Les victimes dialoguent avec les détenus de Fleury-Mérogis : se reconstruire, c’est possible
Bénéficiant du soutien actif du Service pénitentiaire d’insertion et de probation (SPIP), l’équipe de l’AfVT.org a organisé une rencontre-débat à la maison d’arrêt de Fleury-Mérogis visant à prévenir la radicalisation en milieu carcéral. Devant un auditoire réuni uniquement sur la base du volontariat, cinq membres de l’AfVT.org ont alternativement pris la parole afin de témoigner de leur expérience respective en tant que victime du terrorisme avant de répondre aux multiples questions des détenus.
Les intervenants
– Guillaume DENOIX DE SAINT MARC, Directeur-général de l’AfVT.org et modérateur de la conférence.
– Guy BENAROUSSE, blessé dans l’attentat de la rue des Rosiers, le 9 août 1982.
– Sébastien NOVELLA, dont le père a été tué dans un attentat en Arabie Saoudite, le 26 février 2007.
– Jean-Luc ALLIOT et Diana VIVARELLI, tous deux blessés dans l’attentat de la gare de Bologne, le 2 août 1980.

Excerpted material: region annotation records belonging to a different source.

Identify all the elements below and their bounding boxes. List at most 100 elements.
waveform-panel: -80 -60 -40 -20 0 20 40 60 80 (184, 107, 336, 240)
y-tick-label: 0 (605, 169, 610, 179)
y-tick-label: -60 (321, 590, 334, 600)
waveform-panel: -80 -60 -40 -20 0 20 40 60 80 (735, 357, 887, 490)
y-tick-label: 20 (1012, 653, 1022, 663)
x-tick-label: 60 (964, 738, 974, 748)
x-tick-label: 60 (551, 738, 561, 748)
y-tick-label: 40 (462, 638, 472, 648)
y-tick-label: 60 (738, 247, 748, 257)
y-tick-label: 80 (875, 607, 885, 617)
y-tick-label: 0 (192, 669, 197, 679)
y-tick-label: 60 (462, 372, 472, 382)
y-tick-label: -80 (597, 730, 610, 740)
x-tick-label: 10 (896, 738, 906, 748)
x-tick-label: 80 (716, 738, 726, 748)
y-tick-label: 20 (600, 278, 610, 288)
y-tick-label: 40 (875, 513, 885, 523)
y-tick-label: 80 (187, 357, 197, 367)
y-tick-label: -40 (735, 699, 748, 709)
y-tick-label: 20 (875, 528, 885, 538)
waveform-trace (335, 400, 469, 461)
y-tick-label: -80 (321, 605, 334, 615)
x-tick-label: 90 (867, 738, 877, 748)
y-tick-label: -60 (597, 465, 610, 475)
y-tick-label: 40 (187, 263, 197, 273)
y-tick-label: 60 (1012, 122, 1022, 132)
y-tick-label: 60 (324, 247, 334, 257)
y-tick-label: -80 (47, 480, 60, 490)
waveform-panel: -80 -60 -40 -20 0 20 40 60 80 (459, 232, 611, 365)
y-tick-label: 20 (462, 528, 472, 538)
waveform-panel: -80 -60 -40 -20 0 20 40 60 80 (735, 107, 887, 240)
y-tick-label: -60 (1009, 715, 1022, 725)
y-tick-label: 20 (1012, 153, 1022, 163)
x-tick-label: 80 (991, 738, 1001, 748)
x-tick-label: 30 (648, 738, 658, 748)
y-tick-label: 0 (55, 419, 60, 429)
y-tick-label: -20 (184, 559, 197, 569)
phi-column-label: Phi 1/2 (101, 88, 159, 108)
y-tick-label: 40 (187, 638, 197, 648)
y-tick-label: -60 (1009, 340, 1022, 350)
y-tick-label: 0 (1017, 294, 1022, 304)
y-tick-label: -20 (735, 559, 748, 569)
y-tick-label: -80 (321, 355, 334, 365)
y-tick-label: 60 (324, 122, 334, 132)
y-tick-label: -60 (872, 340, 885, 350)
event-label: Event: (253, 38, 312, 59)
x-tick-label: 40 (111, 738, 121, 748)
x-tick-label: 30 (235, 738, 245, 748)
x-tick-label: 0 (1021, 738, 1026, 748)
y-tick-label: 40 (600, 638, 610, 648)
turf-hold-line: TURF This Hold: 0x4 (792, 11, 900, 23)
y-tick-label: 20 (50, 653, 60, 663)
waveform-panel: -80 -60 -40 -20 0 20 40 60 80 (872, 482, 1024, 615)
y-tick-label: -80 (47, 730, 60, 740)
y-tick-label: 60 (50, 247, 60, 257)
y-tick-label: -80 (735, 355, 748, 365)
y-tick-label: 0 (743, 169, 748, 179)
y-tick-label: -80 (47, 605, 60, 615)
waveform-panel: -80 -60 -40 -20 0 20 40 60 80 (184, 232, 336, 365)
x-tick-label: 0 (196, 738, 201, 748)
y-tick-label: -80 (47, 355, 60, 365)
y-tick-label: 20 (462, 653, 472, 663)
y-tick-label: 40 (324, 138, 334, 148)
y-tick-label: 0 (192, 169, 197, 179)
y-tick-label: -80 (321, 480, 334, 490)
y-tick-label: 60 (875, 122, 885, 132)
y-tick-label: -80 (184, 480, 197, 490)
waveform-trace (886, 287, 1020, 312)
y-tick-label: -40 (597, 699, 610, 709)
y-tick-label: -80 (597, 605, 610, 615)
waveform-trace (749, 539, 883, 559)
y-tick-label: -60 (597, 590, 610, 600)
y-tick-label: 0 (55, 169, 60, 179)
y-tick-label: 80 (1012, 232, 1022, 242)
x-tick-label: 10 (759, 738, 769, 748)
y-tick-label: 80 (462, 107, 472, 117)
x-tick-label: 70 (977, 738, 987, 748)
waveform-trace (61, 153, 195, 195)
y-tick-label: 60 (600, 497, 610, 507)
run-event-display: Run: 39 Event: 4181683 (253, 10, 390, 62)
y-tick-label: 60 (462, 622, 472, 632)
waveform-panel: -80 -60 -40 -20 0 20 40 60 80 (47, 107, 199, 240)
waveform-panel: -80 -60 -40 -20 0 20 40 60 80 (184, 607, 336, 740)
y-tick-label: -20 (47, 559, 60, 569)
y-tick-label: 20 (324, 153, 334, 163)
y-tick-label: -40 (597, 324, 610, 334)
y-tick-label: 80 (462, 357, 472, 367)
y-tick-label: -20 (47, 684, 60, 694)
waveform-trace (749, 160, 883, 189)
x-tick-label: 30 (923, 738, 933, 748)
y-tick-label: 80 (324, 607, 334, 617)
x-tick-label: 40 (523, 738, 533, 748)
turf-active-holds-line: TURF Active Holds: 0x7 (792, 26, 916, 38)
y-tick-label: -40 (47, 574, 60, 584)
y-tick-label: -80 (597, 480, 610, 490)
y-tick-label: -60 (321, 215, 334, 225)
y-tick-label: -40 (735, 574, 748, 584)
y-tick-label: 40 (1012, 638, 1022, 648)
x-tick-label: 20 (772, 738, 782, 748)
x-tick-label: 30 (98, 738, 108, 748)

S’écouter, se parler, se respecter
Cette rencontre constitue un jalon significatif du programme Terrorisme, et si on écoutait les victimes ? au travers duquel l’AfVT.org s’efforce de promouvoir la visibilité des victimes du terrorisme et de porter leur voix dans l’espace public afin que celle-ci serve à prévenir les individus les plus vulnérables contre les phénomènes de radicalisation. Le fait d’intervenir dans les murs de la plus grande prison d’Europe a permis de faire entendre la voix des victimes dans un univers carcéral qui y est généralement hermétique et de la promouvoir auprès d’individus qui y ont été manifestement attentifs.
L’engouement des détenus en faveur de notre initiative s’est rapidement manifesté. Dès la phase d’inscription, l’administration pénitentiaire avait enregistré jusqu’à 120 détenus souhaitant participer à l’évènement. Néanmoins, compte tenu des impératifs d’espace et de sécurité, nous avons été contraints de restreindre le nombre de participants à une soixantaine. Une telle mobilisation semble démontrer que la thématique de la violence illégitime et de ses conséquences constitue une source de préoccupation et de réflexion parmi les détenus eux-mêmes. Répondre sans détour à leurs questions et instaurer un espace d’écoute et de dialogue sur des thématiques aussi sensibles constituent le stade préliminaire et nécessaire d’une véritable politique publique de prévention de la radicalisation.
Cette modalité d’intervention paraît d’autant plus nécessaire qu’elle possède, en l’espèce, une vertu pédagogique qui dépasse le strict cadre de la lutte contre la radicalisation et le terrorisme. Par leur prise de parole, les cinq intervenants ont notamment mis en lumière la force de résilience des victimes du terrorisme, leur capacité à canaliser les souffrances et la colère qu’ils ont vécues pour les surmonter dans le cadre d’une démarche républicaine et citoyenne.
La voix des victimes : une nouvelle force citoyenne ?
Au-delà d’un discours visant à disqualifier la violence comme moyen d’action, les intervenants ont ainsi dispensé aux détenus un message de pacification, d’espoir et de confiance afin que ces derniers apprennent à transformer leurs sentiments de révolte, d’exclusion ou d’injustice en matériau positif en vue de leur réinsertion au sein de la société française.
La rencontre a régulièrement oscillé entre une écoute attentive et de vifs échanges d’idées lors des séances de questions ouvertes. Néanmoins, ayant su conserver leur spontanéité, les cinq intervenants sont parvenus à créer une forte interaction avec l’auditoire qui s’est révélé particulièrement réactif et participatif. La somme des retours positifs qui nous est parvenue, émanant des détenus ainsi que du Service pénitentiaire d’insertion et de probation, nous amène à penser que cette initiative pilote sera reconduite sous peu et étendue à d’autres lieux de privation de liberté où la pédagogie reste essentielle.